Stream processing is a special form of the dataflow execution model that offers extensive opportunities for optimization and automatic parallelism. A streaming application is represented by a graph of computation stages that communicate with each other via FIFO channels. In shared-memory environment, an FIFO channel is classically a common, fixed-size synchronized buffer shared between the producer and the consumer. As the number of concurrent stage workers increases, the synchronization overheads, such as contention and waiting times, rise sharply and severely impair application performance. In this paper, we present a novel multithreaded model which isolates memory between threads by default and provides a higher level abstraction for scalable unicast or multicast communication between threads-CHAUS (Channel for Unbounded Streaming). The CHAUS model hides the underlying synchronization details, but requires the user to declare producer-consumer relationship of a channel in advance. It is the duty of the runtime system to ensure reliable data transmission at data item granularity as declared. To achieve unbounded buffer for streaming and reduce the synchronization overheads, we propose a virtual memory based solution to implement a scalable CHAUS channel. We check the programmability of CHAUS by successfully porting dedup and ferret from PARSEC as well as implementing MapReduce library with Phoenix-like API. The experimental results show that workloads built with CHAUS run faster than those with Pthreads, and CHAUS has the best scalability compared with two Pthread versions. There are three workloads whose CHAUS versions only spend no more than 0.17x runtime of Pthreads on both 16 and 32 cores.
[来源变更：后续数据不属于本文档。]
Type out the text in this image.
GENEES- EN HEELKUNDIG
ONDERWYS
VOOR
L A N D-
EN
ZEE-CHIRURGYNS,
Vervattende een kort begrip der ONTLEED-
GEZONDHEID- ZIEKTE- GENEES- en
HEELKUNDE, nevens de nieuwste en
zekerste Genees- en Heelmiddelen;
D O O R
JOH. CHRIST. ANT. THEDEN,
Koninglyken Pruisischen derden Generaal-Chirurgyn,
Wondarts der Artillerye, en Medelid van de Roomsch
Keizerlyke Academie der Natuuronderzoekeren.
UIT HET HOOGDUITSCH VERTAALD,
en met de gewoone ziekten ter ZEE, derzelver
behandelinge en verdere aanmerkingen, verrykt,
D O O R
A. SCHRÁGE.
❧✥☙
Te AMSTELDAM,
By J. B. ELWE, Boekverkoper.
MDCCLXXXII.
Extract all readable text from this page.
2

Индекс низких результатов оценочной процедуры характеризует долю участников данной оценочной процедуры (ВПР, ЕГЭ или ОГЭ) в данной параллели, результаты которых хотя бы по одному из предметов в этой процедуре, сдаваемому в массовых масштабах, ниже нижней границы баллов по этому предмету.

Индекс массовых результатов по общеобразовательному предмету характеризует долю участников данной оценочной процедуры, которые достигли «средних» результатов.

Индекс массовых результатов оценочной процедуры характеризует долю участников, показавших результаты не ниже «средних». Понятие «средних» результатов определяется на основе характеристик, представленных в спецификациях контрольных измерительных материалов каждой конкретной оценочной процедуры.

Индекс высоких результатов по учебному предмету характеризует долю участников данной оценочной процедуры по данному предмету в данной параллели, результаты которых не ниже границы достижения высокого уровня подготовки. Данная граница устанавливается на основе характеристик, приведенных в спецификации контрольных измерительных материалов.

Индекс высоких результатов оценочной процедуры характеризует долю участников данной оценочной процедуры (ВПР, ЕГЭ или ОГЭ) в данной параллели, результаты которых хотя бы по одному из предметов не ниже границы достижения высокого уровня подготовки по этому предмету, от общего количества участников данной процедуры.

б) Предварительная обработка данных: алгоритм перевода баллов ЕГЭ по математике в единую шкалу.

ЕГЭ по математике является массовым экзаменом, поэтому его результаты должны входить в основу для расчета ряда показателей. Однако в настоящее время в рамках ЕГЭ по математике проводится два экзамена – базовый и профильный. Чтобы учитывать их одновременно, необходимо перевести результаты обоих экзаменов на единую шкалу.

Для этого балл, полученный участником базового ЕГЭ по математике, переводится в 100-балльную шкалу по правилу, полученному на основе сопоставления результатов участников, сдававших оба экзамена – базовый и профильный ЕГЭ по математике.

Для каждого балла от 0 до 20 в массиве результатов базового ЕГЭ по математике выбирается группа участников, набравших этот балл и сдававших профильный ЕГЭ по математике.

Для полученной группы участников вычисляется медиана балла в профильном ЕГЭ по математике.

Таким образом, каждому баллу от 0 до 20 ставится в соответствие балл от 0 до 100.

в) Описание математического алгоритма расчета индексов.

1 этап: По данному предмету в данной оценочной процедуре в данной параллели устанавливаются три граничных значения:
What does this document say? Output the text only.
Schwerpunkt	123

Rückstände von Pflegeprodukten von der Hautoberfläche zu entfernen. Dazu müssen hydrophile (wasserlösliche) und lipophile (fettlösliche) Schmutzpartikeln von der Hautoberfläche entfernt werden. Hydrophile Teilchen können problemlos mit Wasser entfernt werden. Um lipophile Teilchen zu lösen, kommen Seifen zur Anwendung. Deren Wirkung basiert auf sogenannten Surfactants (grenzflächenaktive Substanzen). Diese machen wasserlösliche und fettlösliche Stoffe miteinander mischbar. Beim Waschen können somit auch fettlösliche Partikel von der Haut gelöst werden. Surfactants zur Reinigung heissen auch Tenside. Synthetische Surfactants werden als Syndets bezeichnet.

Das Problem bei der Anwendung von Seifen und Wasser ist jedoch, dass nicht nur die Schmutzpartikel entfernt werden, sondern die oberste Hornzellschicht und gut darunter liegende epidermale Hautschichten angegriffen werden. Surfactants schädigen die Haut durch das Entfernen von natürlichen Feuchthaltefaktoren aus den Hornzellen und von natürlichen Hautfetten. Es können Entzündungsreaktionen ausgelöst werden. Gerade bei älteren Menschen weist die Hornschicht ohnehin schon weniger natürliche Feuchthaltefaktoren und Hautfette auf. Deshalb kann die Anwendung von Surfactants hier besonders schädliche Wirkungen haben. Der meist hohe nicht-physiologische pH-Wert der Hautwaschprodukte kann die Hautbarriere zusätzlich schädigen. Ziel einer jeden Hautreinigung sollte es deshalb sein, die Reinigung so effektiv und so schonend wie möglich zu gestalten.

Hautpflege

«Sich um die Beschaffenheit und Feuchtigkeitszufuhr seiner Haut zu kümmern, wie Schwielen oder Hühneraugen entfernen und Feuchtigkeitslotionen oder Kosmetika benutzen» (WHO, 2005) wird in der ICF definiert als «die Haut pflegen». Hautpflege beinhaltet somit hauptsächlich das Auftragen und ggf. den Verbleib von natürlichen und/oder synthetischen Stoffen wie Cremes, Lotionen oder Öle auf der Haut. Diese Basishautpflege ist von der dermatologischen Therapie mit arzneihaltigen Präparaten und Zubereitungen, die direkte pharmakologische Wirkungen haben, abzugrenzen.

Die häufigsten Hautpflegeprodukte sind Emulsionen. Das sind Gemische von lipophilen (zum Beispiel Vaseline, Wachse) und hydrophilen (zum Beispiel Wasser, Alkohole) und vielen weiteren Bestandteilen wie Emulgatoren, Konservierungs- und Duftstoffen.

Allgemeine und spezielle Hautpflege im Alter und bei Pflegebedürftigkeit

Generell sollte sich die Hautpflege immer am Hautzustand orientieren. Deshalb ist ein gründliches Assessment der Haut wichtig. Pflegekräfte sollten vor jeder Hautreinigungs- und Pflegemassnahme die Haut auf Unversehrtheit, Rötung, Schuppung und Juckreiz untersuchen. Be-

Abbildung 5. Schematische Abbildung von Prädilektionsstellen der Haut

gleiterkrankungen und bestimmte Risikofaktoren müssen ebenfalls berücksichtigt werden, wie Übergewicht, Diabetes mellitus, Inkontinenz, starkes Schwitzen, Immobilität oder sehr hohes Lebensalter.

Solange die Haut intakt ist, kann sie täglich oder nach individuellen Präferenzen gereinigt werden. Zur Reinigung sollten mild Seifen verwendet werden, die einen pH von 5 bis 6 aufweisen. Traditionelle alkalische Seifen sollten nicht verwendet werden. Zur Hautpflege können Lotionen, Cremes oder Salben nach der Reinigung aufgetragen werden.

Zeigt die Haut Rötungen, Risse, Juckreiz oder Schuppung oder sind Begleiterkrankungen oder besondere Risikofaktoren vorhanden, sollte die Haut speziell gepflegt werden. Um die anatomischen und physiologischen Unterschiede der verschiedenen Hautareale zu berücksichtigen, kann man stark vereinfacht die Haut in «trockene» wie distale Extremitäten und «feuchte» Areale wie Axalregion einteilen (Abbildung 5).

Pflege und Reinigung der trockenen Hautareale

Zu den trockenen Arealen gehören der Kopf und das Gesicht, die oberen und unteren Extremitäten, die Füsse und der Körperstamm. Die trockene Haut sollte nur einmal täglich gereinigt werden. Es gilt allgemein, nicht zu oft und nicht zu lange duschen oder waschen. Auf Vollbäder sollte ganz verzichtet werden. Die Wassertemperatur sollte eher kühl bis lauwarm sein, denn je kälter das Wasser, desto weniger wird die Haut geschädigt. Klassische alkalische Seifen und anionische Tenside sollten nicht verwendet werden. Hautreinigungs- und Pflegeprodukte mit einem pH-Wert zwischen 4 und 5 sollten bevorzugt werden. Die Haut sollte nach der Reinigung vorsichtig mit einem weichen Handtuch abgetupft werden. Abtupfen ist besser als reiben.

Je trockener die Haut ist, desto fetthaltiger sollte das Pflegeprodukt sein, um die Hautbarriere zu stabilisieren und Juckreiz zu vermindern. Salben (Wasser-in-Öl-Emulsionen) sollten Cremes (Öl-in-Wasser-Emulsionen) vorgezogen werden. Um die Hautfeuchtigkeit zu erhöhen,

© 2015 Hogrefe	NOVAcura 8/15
This work was supported by the National Key Research and Development Program of China under Grant No. 2016YFB1000403.
About author: Yu Zhang is an associate professor in School of Computer Science and Technology,University of Science and Technology of China (USTC),Hefei.She received her Ph.D.degree in computer software and theory from USTC,Hefei,in 2005.Her research interests are software security,the construction and evaluation of efficient parallel systems.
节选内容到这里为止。